This is quite long, I will try to be as concise as possible.
ExH and I have been apart for 7 years. He has never paid CM. I initially didn't pursue it because he had such a low income when he left that it wouldn't have been worth it.
In the first year of us splitting he had our daughter infrequently, roughly one Sunday a fortnight, day time only.
Eventually when he saw her more regularly, roughly one night and two days every fortnight I calculated that he'd only owe me something around £11 a week in CM, I'd rather he had that money to use when he had her.
Fast forward to now, he has had a live in partner for a couple of years who also has a daughter. My DD stays with him EOW Saturday afternoon until Tuesday morning and on the alternate week on a Monday night, so 8 nights a month. He currently doesn't earn a huge amount but more than before.
Throughout our marriage he was a heavy drinker/alcoholic. Drank heavily a minimum of 5 nights a week. Was regularly emotionally and verbally abusive. Was physically abusive on more than a handful of occasions. After we split he continued to be emotionally and verbally abusive. Currently he's generally fine with me but has unexplained, unreasonable outbursts at me probably every couple of months. He doesn't attend parents evenings, school functions, drs appointments, dentist appointments etc and never has done.

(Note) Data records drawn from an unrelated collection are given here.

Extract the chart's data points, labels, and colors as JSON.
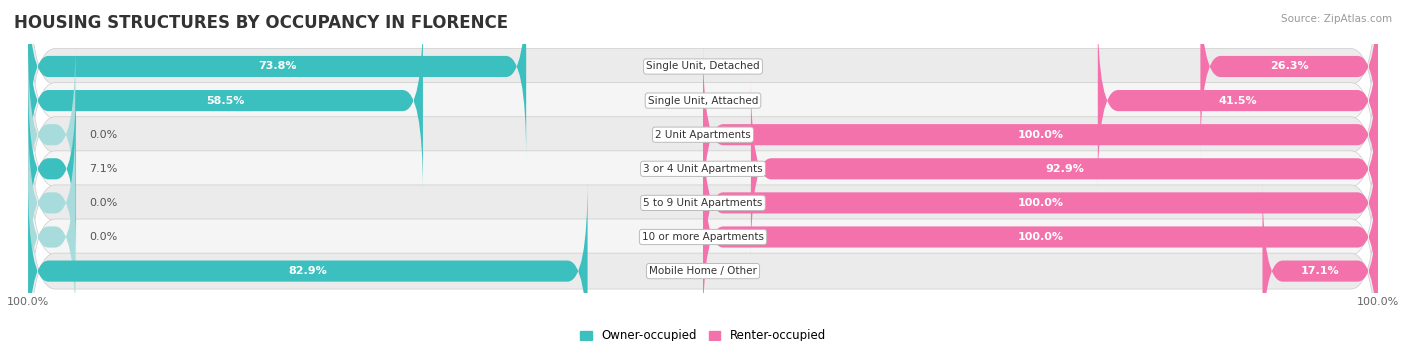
{
  "title": "HOUSING STRUCTURES BY OCCUPANCY IN FLORENCE",
  "source": "Source: ZipAtlas.com",
  "categories": [
    "Single Unit, Detached",
    "Single Unit, Attached",
    "2 Unit Apartments",
    "3 or 4 Unit Apartments",
    "5 to 9 Unit Apartments",
    "10 or more Apartments",
    "Mobile Home / Other"
  ],
  "owner_pct": [
    73.8,
    58.5,
    0.0,
    7.1,
    0.0,
    0.0,
    82.9
  ],
  "renter_pct": [
    26.3,
    41.5,
    100.0,
    92.9,
    100.0,
    100.0,
    17.1
  ],
  "owner_color": "#3bbfbf",
  "renter_color": "#f472ab",
  "owner_color_light": "#a8dcdc",
  "renter_color_light": "#f8b8d4",
  "row_bg_odd": "#ebebeb",
  "row_bg_even": "#f5f5f5",
  "title_fontsize": 12,
  "label_fontsize": 8,
  "cat_fontsize": 7.5,
  "bar_height": 0.62,
  "fig_width": 14.06,
  "fig_height": 3.41,
  "xlim": 100
}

I divorced him, but using the 2 year separation clause, and I had to do EVERYTHING for it. Even having to go over there and tell him where to sign. No property etc was involved, straight forward form filling and signatures.

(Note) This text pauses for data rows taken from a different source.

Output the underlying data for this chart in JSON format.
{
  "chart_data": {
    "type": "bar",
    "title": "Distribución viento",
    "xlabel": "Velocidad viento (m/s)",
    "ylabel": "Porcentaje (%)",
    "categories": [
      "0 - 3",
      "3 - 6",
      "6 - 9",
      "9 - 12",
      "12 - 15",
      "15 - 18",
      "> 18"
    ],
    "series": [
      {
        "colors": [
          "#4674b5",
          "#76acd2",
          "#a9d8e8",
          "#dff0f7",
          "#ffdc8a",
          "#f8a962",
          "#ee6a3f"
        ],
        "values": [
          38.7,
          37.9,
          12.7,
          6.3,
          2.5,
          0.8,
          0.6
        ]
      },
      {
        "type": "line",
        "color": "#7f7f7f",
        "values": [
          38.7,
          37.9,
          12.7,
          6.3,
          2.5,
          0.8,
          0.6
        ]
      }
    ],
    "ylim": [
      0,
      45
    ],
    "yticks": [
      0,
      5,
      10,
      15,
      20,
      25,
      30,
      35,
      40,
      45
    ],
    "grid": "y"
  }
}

I asked for a financial contribution before Christmas, I asked for £22 a month, which is half the cost of her dinner money. He refused, saying that because I receive child benefit for her, the financial burden is mine (he was less eloquent..). I have received in total, over 7 years, £13 for a school cardigan when she was 5.

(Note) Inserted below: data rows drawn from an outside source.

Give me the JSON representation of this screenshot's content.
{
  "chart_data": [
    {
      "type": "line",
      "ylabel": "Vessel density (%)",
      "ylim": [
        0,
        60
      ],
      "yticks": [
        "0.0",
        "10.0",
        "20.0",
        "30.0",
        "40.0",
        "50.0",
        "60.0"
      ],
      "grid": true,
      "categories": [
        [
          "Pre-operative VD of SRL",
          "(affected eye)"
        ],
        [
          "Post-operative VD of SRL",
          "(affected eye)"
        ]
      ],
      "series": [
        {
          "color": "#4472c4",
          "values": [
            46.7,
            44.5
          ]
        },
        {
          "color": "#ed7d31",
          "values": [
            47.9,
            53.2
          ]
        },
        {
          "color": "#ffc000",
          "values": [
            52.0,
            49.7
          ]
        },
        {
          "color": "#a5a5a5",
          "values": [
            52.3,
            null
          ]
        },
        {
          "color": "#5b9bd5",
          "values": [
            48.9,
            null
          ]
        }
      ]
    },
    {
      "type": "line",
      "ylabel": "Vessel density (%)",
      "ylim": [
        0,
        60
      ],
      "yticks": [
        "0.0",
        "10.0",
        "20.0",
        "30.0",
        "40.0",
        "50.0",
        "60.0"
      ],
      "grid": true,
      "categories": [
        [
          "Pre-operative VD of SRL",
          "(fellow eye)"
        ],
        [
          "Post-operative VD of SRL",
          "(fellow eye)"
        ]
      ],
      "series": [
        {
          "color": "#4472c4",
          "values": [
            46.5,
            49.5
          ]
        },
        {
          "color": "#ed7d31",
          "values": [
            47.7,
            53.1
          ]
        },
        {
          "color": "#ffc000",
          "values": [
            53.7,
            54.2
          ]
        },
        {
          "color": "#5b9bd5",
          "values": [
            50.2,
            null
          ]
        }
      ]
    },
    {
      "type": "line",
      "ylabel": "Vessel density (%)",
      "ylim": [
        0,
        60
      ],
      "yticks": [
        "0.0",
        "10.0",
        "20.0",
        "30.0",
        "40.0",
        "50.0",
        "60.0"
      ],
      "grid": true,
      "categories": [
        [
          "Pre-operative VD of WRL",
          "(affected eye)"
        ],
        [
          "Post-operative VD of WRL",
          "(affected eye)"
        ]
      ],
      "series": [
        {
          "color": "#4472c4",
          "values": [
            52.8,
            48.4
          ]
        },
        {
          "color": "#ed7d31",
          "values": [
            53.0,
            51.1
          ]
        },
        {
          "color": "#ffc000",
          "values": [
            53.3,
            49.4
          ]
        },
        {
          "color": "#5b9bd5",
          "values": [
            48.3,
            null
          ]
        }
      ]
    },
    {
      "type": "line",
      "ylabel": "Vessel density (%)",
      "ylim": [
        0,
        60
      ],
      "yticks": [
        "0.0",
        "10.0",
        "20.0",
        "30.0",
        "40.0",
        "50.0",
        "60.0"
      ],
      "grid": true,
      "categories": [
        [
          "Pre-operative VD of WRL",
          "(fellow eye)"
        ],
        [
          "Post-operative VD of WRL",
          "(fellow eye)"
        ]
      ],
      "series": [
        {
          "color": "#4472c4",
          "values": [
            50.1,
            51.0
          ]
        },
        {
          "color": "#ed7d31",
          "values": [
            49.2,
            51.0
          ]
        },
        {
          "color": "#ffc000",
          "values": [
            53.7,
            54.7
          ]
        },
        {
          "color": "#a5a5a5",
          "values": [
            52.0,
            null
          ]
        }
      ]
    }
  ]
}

I am fed up with the abuse and how I am still a sounding board for his temper tantrums 12 years in. It's exhausting and every time it happens I am catapulted back to a time when I have had to physically and emotionally protect myself and my child. I want him to contribute to his daughter's life.
I had a brief conversation with a family solicitor over the phone about my options and the upshot of it was that if I pushed for CM I risked him taking me to court for 50/50 access, (which I DO NOT want him to have). Realistically if he did try that, he wouldn't be able to afford a solicitor, doesn't qualify for legal aid and has zero ability to competently represent himself. I could find funds if pushed for a solicitor, may potentially qualify for legal aid (according to the solicitor there are a couple of loopholes) and could represent myself if required (sister is a family law paralegal, although not in the area of divorces).
Realistically I'm looking at probably £80 a month CM that I'd be entitled to (and the principle of it, which is decidedly more valuable).
I've spent the last few years having a mental back and forth with myself about going through with it but I'm aware I'm heavily clouded by how much hate I have for him and I don't want anything I do to have a negative impact on my DD's life. DD is 10 so he'll be around and 'involved' for a while longer.
Has anyone been in a similar situation? Is the risk worth it?
TLDR: Do I try to claim CM and risk dickhead ExH taking me to court for 50/50 access to DD?